A vulnerability in the ext4 file system of the Linux kernel can cause infinite loops and prolonged blocking of operations. This issue arises during the mkdir or mknod processes when logical blocks are mapped to physical blocks. If the insertion of a new extent into the extent tree fails—such as when the file system disables the huge file feature while the inode is marked dirty—the function ext4_ext_map_blocks() reclaims the physical block but fails to remove the corresponding data from the extent tree.

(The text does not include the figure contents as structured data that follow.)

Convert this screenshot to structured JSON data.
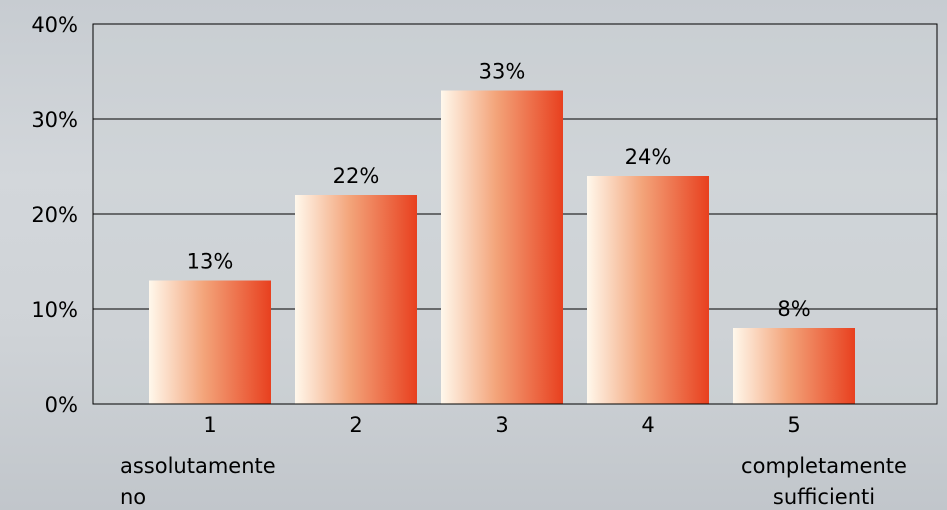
{
  "chart_data": {
    "type": "bar",
    "categories": [
      "1",
      "2",
      "3",
      "4",
      "5"
    ],
    "values": [
      13,
      22,
      33,
      24,
      8
    ],
    "data_labels": [
      "13%",
      "22%",
      "33%",
      "24%",
      "8%"
    ],
    "category_notes": [
      [
        "assolutamente",
        "no"
      ],
      [],
      [],
      [],
      [
        "completamente",
        "sufficienti"
      ]
    ],
    "title": "",
    "xlabel": "",
    "ylabel": "",
    "ylim": [
      0,
      40
    ],
    "yticks": [
      0,
      10,
      20,
      30,
      40
    ],
    "ytick_labels": [
      "0%",
      "10%",
      "20%",
      "30%",
      "40%"
    ],
    "grid": true,
    "legend": "none",
    "colors": {
      "bar_light": "#fff8ec",
      "bar_mid": "#f3a47a",
      "bar_dark": "#e8401f",
      "grid": "#000000",
      "plot_background": "#cbd0d5"
    }
  }
}
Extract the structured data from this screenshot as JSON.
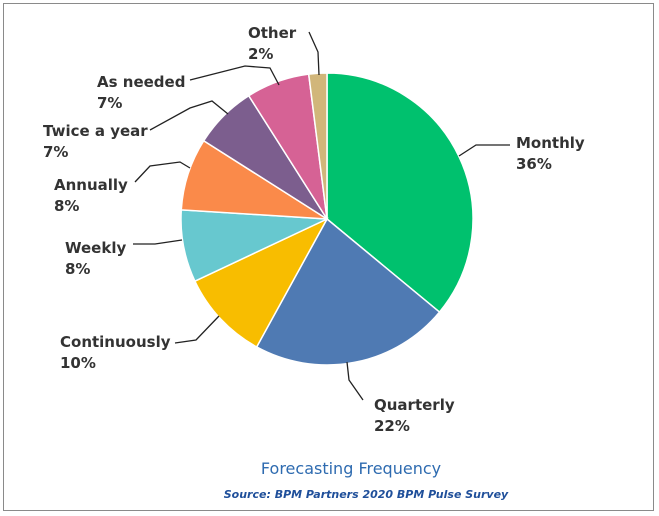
{
  "chart_data": {
    "type": "pie",
    "title": "Forecasting Frequency",
    "source": "Source: BPM Partners 2020 BPM Pulse Survey",
    "slices": [
      {
        "label": "Monthly",
        "value": 36,
        "value_label": "36%",
        "color": "#00c16e"
      },
      {
        "label": "Quarterly",
        "value": 22,
        "value_label": "22%",
        "color": "#4f7ab3"
      },
      {
        "label": "Continuously",
        "value": 10,
        "value_label": "10%",
        "color": "#f8bd00"
      },
      {
        "label": "Weekly",
        "value": 8,
        "value_label": "8%",
        "color": "#67c8cf"
      },
      {
        "label": "Annually",
        "value": 8,
        "value_label": "8%",
        "color": "#fa8a4a"
      },
      {
        "label": "Twice a year",
        "value": 7,
        "value_label": "7%",
        "color": "#7c5e8e"
      },
      {
        "label": "As needed",
        "value": 7,
        "value_label": "7%",
        "color": "#d66295"
      },
      {
        "label": "Other",
        "value": 2,
        "value_label": "2%",
        "color": "#d1b67a"
      }
    ]
  }
}
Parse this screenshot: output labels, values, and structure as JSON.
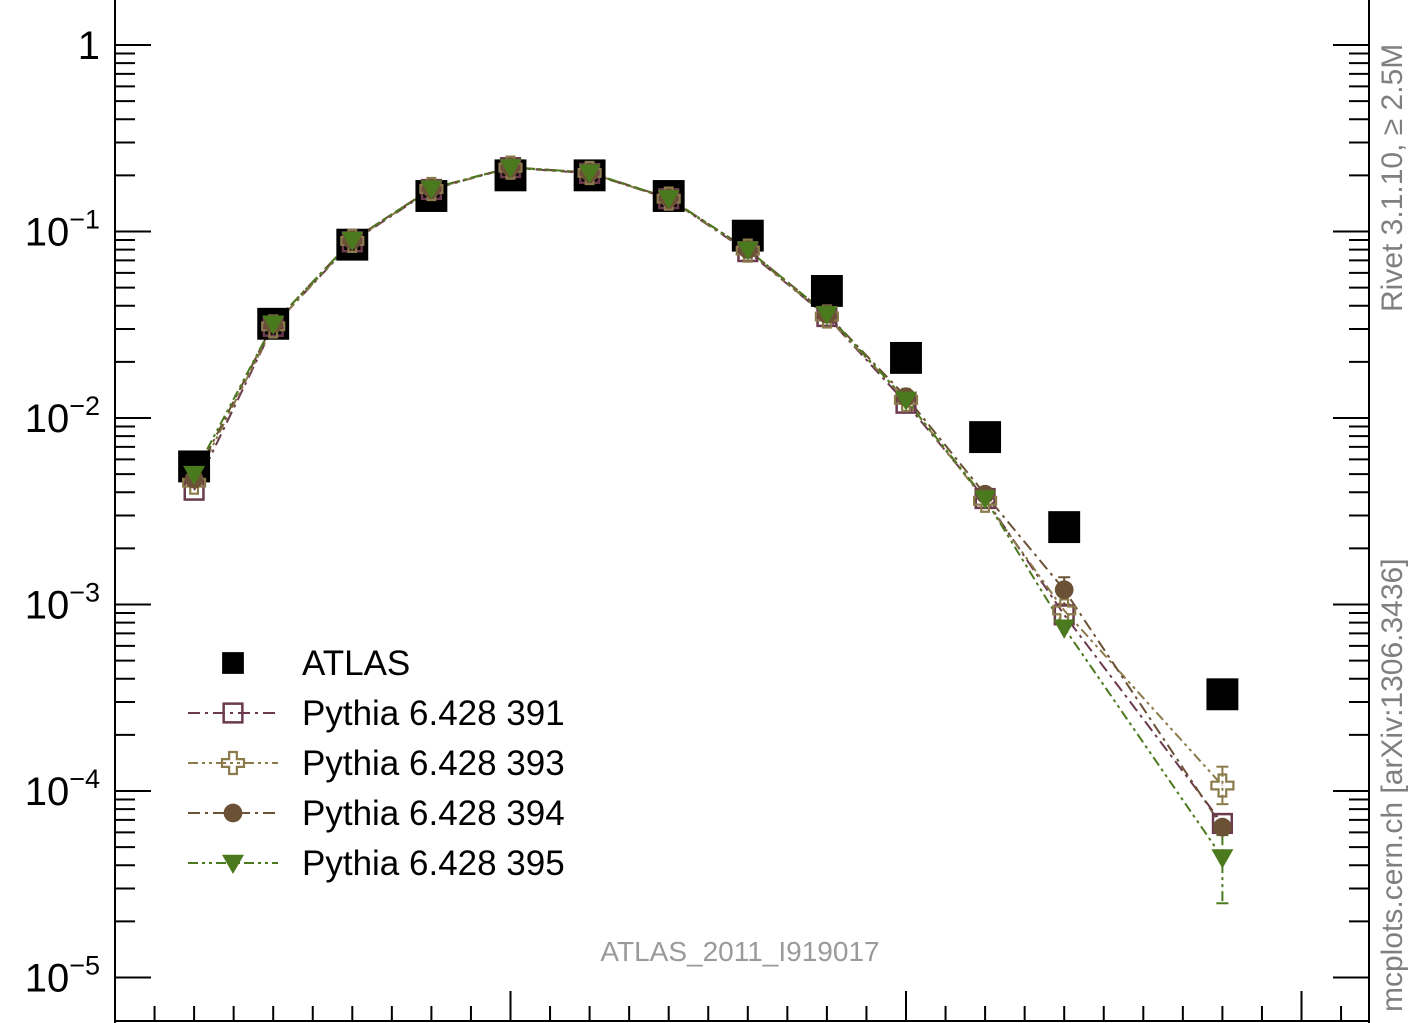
{
  "chart_data": {
    "type": "scatter",
    "yscale": "log",
    "ylim": [
      1e-05,
      1.8
    ],
    "xlim": [
      0,
      15.5
    ],
    "y_ticks": [
      {
        "value": 1,
        "base": "1",
        "exp": ""
      },
      {
        "value": 0.1,
        "base": "10",
        "exp": "−1"
      },
      {
        "value": 0.01,
        "base": "10",
        "exp": "−2"
      },
      {
        "value": 0.001,
        "base": "10",
        "exp": "−3"
      },
      {
        "value": 0.0001,
        "base": "10",
        "exp": "−4"
      },
      {
        "value": 1e-05,
        "base": "10",
        "exp": "−5"
      }
    ],
    "x": [
      1,
      2,
      3,
      4,
      5,
      6,
      7,
      8,
      9,
      10,
      11,
      12,
      14
    ],
    "series": [
      {
        "name": "ATLAS",
        "marker": "square-filled",
        "color": "#000000",
        "line": "none",
        "values": [
          0.0055,
          0.032,
          0.085,
          0.155,
          0.2,
          0.2,
          0.155,
          0.095,
          0.048,
          0.021,
          0.0079,
          0.0026,
          0.00033
        ]
      },
      {
        "name": "Pythia 6.428 391",
        "marker": "square-open",
        "color": "#6b3a4e",
        "line": "dash-dot",
        "values": [
          0.0041,
          0.031,
          0.088,
          0.168,
          0.22,
          0.205,
          0.15,
          0.078,
          0.035,
          0.012,
          0.0037,
          0.00088,
          6.7e-05
        ]
      },
      {
        "name": "Pythia 6.428 393",
        "marker": "cross-open",
        "color": "#8b7a4a",
        "line": "dash-dot-dot",
        "values": [
          0.0045,
          0.031,
          0.089,
          0.169,
          0.22,
          0.206,
          0.15,
          0.079,
          0.035,
          0.0125,
          0.0036,
          0.00093,
          0.000107
        ]
      },
      {
        "name": "Pythia 6.428 394",
        "marker": "circle-filled",
        "color": "#6b5236",
        "line": "dash-dot",
        "values": [
          0.0047,
          0.032,
          0.09,
          0.17,
          0.221,
          0.207,
          0.151,
          0.08,
          0.036,
          0.013,
          0.0039,
          0.0012,
          6.4e-05
        ]
      },
      {
        "name": "Pythia 6.428 395",
        "marker": "triangle-down-filled",
        "color": "#4b7a1e",
        "line": "dash-dot-dot",
        "values": [
          0.005,
          0.032,
          0.09,
          0.17,
          0.221,
          0.207,
          0.151,
          0.08,
          0.036,
          0.0125,
          0.0037,
          0.00075,
          4.4e-05
        ]
      }
    ],
    "error_bars": {
      "Pythia 6.428 393": {
        "index": 12,
        "low": 8.5e-05,
        "high": 0.000135
      },
      "Pythia 6.428 394": {
        "index": 11,
        "low": 0.001,
        "high": 0.0014
      },
      "Pythia 6.428 395": {
        "index": 12,
        "low": 2.5e-05,
        "high": 5.8e-05
      }
    },
    "legend_placement": "bottom-left",
    "annotation": "ATLAS_2011_I919017",
    "side_labels": [
      "Rivet 3.1.10, ≥ 2.5M",
      "mcplots.cern.ch [arXiv:1306.3436]"
    ]
  }
}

As a result, subsequent mkdir operations may reference the reclaimed physical block number, which can conflict with xattr block usage, leading to both the directory and xattr sharing the same buffer head block in memory. This situation causes the function ext4_xattr_block_set() to enter an infinite loop, unable to release the inode lock, and can disrupt metadata consistency, especially if the EXT4_GET_BLOCKS_DELALLOC_RESERVE option was used.

Impact

The vulnerability causes a deadlock by blocking operations for over 143 seconds, as reported by the syzbot fuzzing tool.

Reproduction

The vulnerability can be reproduced by creating a directory or node while the ext4 file system has the huge file feature disabled. This can be done by marking an inode as dirty and then attempting to insert a new extent, which will fail and trigger the vulnerability. The physical block reclamation process will then reference a block already in use by the xattr, creating a conflict that leads to the infinite loop.

Remediation

Users can upgrade to the latest stable version of the Linux kernel where this vulnerability has been addressed.